Having to import PySpark classes/methods in very piecemeal fashion


I am spinning up on Python and PySpark, installed using Anaconda on Windows 10. For now, I'm working through sparkbyexamples.com pages, e.g., here, here, here.

I'm surprised by how many classes and methods need to be imported in a piecemeal fashion, e.g., SparkSession, StructType,StructField, StringType, IntegerType, Row, col, Column, etc. Not all the imports are specified in the tutorial material, so one has to recursively search the *.py files in the %SPARK_HOME% subtree to find them, e.g., using find, sed, and/or vimgrep. This is not efficient.

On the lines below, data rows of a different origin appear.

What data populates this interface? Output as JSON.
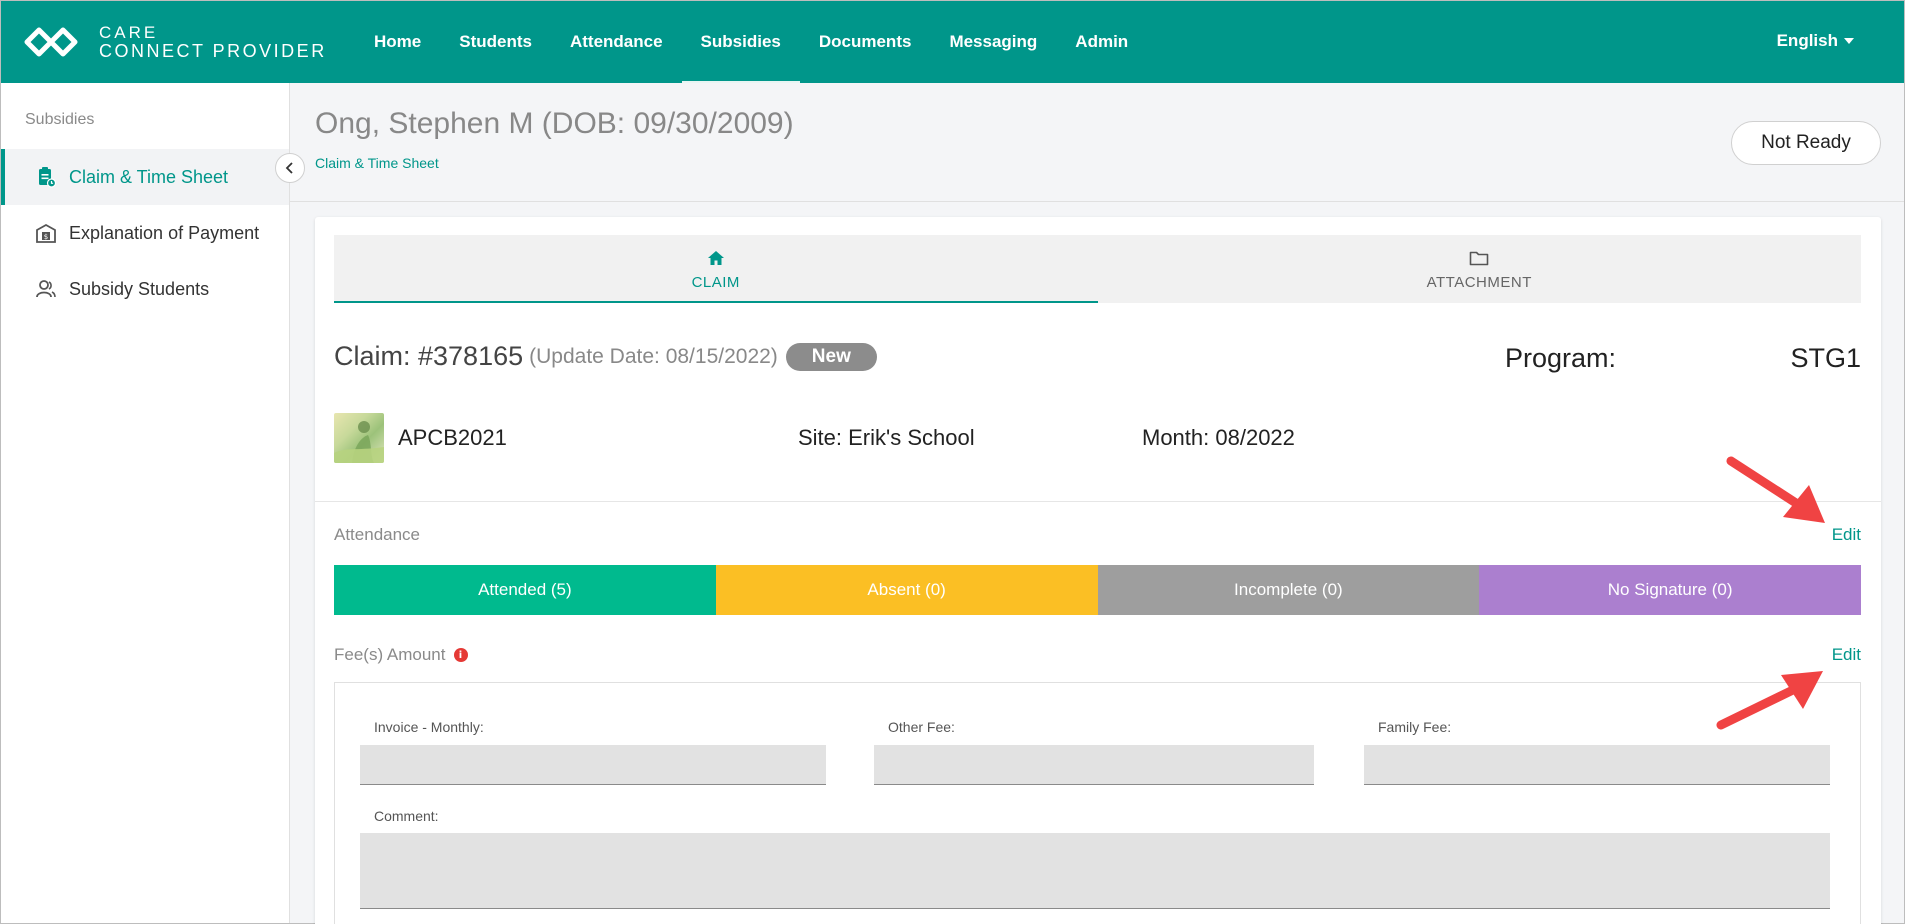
{
  "app": {
    "logo_line1": "CARE",
    "logo_line2": "CONNECT PROVIDER"
  },
  "nav": {
    "items": [
      "Home",
      "Students",
      "Attendance",
      "Subsidies",
      "Documents",
      "Messaging",
      "Admin"
    ],
    "active": "Subsidies",
    "language": "English"
  },
  "sidebar": {
    "title": "Subsidies",
    "items": [
      {
        "label": "Claim & Time Sheet",
        "icon": "clipboard-icon",
        "active": true
      },
      {
        "label": "Explanation of Payment",
        "icon": "building-money-icon",
        "active": false
      },
      {
        "label": "Subsidy Students",
        "icon": "users-icon",
        "active": false
      }
    ]
  },
  "header": {
    "title": "Ong, Stephen M (DOB: 09/30/2009)",
    "breadcrumb": "Claim & Time Sheet",
    "status_button": "Not Ready"
  },
  "tabs": [
    {
      "label": "CLAIM",
      "icon": "home-icon",
      "active": true
    },
    {
      "label": "ATTACHMENT",
      "icon": "folder-icon",
      "active": false
    }
  ],
  "claim": {
    "number": "Claim: #378165",
    "update_date": "(Update Date: 08/15/2022)",
    "badge": "New",
    "program_label": "Program:",
    "program_value": "STG1",
    "student_code": "APCB2021",
    "site": "Site: Erik's School",
    "month": "Month: 08/2022"
  },
  "attendance": {
    "label": "Attendance",
    "edit": "Edit",
    "segments": [
      {
        "label": "Attended (5)",
        "color": "#00ba8e"
      },
      {
        "label": "Absent (0)",
        "color": "#fbbf24"
      },
      {
        "label": "Incomplete (0)",
        "color": "#9e9e9e"
      },
      {
        "label": "No Signature (0)",
        "color": "#ab7fcf"
      }
    ]
  },
  "fees": {
    "label": "Fee(s) Amount",
    "info_mark": "i",
    "edit": "Edit",
    "invoice_label": "Invoice - Monthly:",
    "invoice_value": "",
    "other_label": "Other Fee:",
    "other_value": "",
    "family_label": "Family Fee:",
    "family_value": "",
    "comment_label": "Comment:",
    "comment_value": ""
  },
  "colors": {
    "brand": "#00968a",
    "annotation_arrow": "#f04343"
  }
}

I would expected that for efficient analytics, many classes and methods that are used in a particular application domain would be accessible in a single import, or a few imports. How do Python users avoid the need to go hunting for the right classes/methods and importing them in a piecemeal fashion?


Solution

  • To avoid importing multiple symbols you can directly import a module/namespace and then use that namespace to access the required symbols. This will make your imports cleaner and more concise.

    from pyspark.sql import types as T, functions as F
    
    schema = T.StructType([
        T.StructField('firstname', T.StringType(), True),
        T.StructField('middlename', T.StringType(), True),
        T.StructField('lastname', T.StringType(), True)
    ])